TAJDID.ID~Jakarta || Ketua Asosiasi Ilmuan Praktisi Hukum Indonesia (Alpha), Azmi Syahputra, menyoroti dua putusan hakim Pengadilan Tinggi DKI terkait kasus Pinangki dari 10 tahun menjadi 4 tahun dan kasus Djoko Tjndra yang didiskon dari 4,5 tahun menjadi 3,5 tahun.

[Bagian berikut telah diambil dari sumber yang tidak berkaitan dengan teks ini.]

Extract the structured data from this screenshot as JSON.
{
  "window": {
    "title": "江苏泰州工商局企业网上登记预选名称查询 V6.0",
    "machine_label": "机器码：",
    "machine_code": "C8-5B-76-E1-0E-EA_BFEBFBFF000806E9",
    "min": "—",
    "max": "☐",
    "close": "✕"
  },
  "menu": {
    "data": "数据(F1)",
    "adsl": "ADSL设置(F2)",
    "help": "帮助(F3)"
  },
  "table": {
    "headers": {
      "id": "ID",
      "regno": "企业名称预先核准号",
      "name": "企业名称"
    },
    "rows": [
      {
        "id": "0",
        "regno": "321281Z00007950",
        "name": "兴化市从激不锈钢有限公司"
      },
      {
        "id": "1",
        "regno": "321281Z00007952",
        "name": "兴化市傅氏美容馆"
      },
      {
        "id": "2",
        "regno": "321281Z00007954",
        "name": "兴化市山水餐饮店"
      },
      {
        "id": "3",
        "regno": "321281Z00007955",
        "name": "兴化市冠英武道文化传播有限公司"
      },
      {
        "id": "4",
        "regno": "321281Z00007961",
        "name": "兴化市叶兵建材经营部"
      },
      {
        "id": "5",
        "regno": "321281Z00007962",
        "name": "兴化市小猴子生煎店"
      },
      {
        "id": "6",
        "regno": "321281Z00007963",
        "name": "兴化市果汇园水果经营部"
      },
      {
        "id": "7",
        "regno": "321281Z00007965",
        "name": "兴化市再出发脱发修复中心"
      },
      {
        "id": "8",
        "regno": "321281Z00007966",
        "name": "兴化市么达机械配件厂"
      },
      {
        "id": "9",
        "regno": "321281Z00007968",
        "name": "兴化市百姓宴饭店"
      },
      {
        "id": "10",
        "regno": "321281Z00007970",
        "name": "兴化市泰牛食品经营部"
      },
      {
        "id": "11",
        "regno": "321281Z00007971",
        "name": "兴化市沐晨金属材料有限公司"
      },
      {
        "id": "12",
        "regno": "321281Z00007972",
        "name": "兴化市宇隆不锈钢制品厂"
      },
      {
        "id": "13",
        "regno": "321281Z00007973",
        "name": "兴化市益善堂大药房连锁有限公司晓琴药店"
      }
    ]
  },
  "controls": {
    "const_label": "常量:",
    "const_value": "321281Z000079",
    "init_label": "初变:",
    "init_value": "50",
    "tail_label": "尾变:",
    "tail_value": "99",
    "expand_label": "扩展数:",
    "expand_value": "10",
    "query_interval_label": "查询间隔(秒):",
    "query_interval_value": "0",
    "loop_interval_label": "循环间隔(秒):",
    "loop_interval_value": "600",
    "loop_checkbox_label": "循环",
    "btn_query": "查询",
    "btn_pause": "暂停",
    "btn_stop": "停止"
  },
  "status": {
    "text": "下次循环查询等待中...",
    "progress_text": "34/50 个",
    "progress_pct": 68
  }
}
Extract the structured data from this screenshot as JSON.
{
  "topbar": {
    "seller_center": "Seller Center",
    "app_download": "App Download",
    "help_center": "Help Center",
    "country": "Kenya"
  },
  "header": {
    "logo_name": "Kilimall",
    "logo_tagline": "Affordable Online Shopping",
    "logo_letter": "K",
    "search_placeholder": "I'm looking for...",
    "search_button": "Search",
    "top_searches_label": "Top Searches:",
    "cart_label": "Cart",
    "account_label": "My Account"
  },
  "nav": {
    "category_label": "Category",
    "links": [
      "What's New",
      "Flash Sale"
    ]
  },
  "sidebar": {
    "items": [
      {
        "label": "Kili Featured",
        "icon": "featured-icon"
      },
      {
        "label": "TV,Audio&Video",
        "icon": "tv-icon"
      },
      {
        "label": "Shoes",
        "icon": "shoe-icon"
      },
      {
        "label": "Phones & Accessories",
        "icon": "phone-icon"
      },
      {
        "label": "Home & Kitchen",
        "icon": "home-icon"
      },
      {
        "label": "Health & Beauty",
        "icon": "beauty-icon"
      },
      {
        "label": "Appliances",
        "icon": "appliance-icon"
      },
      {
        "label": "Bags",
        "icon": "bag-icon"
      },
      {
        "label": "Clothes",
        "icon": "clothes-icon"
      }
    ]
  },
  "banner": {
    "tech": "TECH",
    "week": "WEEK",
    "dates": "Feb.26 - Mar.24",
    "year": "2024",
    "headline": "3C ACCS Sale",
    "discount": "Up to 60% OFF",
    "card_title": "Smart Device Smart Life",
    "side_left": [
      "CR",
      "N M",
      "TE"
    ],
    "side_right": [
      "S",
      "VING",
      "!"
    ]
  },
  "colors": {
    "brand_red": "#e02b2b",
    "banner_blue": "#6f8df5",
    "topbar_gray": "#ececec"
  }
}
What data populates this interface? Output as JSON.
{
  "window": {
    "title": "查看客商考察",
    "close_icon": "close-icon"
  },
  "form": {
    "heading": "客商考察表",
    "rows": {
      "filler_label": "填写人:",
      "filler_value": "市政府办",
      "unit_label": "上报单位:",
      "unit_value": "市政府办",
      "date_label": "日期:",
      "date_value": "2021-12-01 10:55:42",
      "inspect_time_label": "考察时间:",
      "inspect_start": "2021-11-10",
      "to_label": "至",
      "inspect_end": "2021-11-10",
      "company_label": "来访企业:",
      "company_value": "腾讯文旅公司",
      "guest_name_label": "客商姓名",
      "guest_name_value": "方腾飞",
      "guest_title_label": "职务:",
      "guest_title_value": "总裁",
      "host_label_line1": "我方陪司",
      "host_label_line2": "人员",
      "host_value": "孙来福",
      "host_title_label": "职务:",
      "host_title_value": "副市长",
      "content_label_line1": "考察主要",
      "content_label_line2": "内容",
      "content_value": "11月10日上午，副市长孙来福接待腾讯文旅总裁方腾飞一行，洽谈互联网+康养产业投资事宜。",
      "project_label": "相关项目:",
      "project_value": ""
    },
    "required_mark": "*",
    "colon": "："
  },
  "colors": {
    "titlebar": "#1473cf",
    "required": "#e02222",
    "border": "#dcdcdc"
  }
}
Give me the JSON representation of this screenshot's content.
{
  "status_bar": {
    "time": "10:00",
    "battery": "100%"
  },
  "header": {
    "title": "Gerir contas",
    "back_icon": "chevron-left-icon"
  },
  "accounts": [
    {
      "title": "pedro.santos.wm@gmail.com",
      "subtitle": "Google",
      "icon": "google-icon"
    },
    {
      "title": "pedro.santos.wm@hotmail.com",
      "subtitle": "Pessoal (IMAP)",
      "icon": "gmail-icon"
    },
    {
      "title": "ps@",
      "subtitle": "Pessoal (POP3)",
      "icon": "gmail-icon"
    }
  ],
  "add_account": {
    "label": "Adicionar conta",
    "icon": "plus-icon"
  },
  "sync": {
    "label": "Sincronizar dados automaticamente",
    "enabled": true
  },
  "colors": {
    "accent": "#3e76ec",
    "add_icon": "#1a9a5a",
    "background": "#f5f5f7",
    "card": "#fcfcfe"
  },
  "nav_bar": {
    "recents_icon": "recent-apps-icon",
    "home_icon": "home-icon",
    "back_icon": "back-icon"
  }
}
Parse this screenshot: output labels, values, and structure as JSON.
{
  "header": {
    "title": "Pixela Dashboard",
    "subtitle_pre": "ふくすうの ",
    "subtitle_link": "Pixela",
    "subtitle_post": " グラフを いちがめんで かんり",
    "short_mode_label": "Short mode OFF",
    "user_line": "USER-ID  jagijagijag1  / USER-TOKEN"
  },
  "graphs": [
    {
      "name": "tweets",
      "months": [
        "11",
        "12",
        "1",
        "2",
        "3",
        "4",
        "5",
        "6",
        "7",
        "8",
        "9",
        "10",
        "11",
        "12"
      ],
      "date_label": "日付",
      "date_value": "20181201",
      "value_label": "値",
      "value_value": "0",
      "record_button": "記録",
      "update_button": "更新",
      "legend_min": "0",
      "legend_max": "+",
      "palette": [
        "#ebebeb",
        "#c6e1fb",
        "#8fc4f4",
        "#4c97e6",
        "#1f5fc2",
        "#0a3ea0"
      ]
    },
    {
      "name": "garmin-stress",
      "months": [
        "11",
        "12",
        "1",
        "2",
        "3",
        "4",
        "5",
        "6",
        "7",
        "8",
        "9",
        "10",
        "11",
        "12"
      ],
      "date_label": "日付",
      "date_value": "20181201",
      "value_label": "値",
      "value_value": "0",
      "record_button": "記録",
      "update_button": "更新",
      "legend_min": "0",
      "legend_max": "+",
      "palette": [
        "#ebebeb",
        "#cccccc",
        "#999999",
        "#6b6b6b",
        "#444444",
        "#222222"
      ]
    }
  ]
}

Azmi melihat ada tren berbeda yang ditunjukan Pengadilan Tinggi DKI dibandingkan dengan 2 kasus sebelumnya yang juga menjadi perhatian masyarakat, yakni kasus mantan Gubernur Sulawesi Tenggara, Nur Alam, dimana Pengadilan Tinggi DKI Jakarta memperberat hukumannya dari 12 tahun menjadi 15 tahun penjara dan kasus Tubagus Chaeri Wardana alias Wawan dengan pidana penjara dari 4 tahun di Pengadilan Negeri menjadi 7 tahun,
“Pada waktu itu terhadap kasus korupsi majelis hakim Pengadilan Tinggi DKI Jakarta trennya memperberat hukuman. Tapi sekarang untuk kasus Pinagki dan Djoko Tjandra justru sebaliknya, memperingan atau mendiskon hukuman,” ujar Azmi yang merupakan alumni Fakultas Hukum UMSU ini, Kamis (29/7).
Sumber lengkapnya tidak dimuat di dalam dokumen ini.